41 – Des destins à portée de main

Cycle I – Tome 3 : Dessel (#30)
Rattachée au chapitre n°128 : Une force de la nature


Dès qu'elle fut hors de vue des gardes qui surveillaient Dess, Lucia se mit à courir. Elle savait qu'elle disposait de peu de temps avant qu'il ne s'échappe, et il fallait qu'elle trouve la princesse au plus vite. Mais deviner où Serra était allée n'était pas chose facile.

Des dizaines de passages partaient des deux côtés du couloir principal, menant à d'autres groupes de cellules de cette aile ou à des zones complètement différentes du complexe carcéral. Par chance, seule une petite partie de la Prison de Pierre avait été remise en service. La plupart des couloirs devant lesquels Lucia passa étaient plongés dans l'obscurité, et déserts. La garde du corps ne pensait pas que la princesse se serait aventurée dans l'un de ceux-là.

Malgré tout, l'éventail des possibilités restait très étendu. Elle avait commencé par le bureau administratif de l'aile de haute sécurité, qu'elle avait trouvé vide. Ensuite, elle était revenue en arrière et avait parcouru rapidement tous les passages éclairés, en appelant Serra de temps à autres d'une voix qu'elle espérait calme et normale.

Il fallait qu'elle la retrouve, mais elle ne voulait pas non plus éveiller ses soupçons. Lucia n'avait pas l'intention de lui révéler ce qu'elle venait de faire. Elle avait aidé Dess parce qu'elle estimait que c'était juste de le faire, mais elle doutait fort que Serra puisse comprendre.

Son espoir était d'avoir rejoint la princesse lorsque l'alarme retentirait. En sa qualité de garde du corps et d'amie, il serait parfaitement logique qu'elle veuille mettre Serra en sécurité dans ces conditions, et sa maîtresse ne découvrirait jamais la vérité concernant l'évasion de Dess.

Hélas, la première partie de son plan échoua lorsque la sirène se mit à hurler, quelques minutes plus tard.

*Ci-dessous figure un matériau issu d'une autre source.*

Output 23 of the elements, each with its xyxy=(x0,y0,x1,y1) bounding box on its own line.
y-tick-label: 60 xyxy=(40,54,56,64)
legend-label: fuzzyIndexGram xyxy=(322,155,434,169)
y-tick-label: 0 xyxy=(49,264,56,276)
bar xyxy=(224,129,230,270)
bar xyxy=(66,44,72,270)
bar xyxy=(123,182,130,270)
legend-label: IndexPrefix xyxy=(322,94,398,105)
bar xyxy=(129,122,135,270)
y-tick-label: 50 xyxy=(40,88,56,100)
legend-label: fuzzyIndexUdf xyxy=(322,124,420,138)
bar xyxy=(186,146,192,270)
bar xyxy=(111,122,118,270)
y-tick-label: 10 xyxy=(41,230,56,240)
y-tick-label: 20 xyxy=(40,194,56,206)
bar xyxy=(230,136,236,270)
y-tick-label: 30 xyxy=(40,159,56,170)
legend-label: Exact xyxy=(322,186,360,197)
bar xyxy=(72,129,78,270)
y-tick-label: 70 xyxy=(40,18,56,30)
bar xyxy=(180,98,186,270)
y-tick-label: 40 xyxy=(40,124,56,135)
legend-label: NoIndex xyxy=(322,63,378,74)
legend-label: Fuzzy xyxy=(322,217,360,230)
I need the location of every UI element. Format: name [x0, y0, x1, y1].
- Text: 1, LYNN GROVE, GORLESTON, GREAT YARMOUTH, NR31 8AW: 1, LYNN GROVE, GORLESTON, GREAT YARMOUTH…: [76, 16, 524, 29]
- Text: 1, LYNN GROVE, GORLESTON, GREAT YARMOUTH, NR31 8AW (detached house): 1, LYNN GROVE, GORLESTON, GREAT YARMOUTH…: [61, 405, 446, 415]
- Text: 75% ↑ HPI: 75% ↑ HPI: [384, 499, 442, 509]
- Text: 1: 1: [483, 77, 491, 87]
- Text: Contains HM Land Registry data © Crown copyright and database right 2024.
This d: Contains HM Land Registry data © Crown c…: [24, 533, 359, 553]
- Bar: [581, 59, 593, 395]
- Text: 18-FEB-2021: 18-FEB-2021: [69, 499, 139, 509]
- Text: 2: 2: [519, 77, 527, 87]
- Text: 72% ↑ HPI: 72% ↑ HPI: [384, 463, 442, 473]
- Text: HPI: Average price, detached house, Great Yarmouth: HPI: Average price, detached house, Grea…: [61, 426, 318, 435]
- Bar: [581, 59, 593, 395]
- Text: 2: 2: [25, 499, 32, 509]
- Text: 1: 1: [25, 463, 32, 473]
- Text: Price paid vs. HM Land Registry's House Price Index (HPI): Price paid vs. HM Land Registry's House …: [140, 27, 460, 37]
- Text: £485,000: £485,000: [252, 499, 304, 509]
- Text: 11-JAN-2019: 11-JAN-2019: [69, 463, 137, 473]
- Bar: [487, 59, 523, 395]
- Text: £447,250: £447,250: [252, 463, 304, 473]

Elle jura, mais se dit que rien n'était encore perdu : si elle trouvait Serra assez rapidement, elle pourrait la convaincre de quitter les lieux sans avoir à dévoiler sa trahison. Mais désormais, elle se savait en compétition avec Dess, qui lui aussi devait déjà s'être lancé à la recherche de la princesse.

Où peut-elle être ?

Le vacarme de la sirène n'aidait pas à réfléchir. Lucia s'arrêta et prit le temps de rassembler ses esprits.

Du couloir à sa droite lui parvint un cri : sa maîtresse qui s'exclamait « Non ! » assez fort pour supplanter la cacophonie ambiante.

Elle devait être tout près... Lucia fonça dans la direction de la voix. Elle arriva à une autre intersection. Elle avait le choix entre aller à gauche, à droite, ou suivre le même axe. Elle tendit l'oreille, mais n'entendit aucun autre cri.

En repensant aux plans qu'elle avait mémorisés lors de son arrivée dans la Garde Royale, elle se souvint que le passage de gauche se perdait dans les profondeurs du complexe, vers une zone qui était toujours fermée. Ce qui ne laissait que deux options.

Elle continua tout droit. Elle savait que ce couloir était rectiligne sur une vingtaine de mètres encore, avant de tourner en angle droit pour aboutir à un vieux dortoir pour gardiens. L'ensemble appartenait au même circuit de distribution énergétique que l'aile de haute sécurité, et il serait donc éclairé. Mais ce dortoir n'était pas utilisé, les mercenaires ayant été logés dans l'autre partie de ce secteur.

Lucia imaginait que la princesse avait pu se rendre là pour s'isoler, le temps de maîtriser ses émotions. Elle se trompait. Le dortoir était désert, et il lui fallut rebrousser chemin jusqu'à l'intersection et prendre le dernier embranchement, ce qui lui fit perdre un temps précieux.

Elle s'élança dans le couloir au pas de course, et tourna à l'angle sans presque ralentir. Elle manqua de percuter la Chasseuse, qui s'écarta vivement pour éviter la collision. Surprise, Lucia perdit l'équilibre et finit par tomber. Son genou heurta durement le sol et glissa sur la pierre rugueuse, déchirant son pantalon et arrachant un lambeau de peau.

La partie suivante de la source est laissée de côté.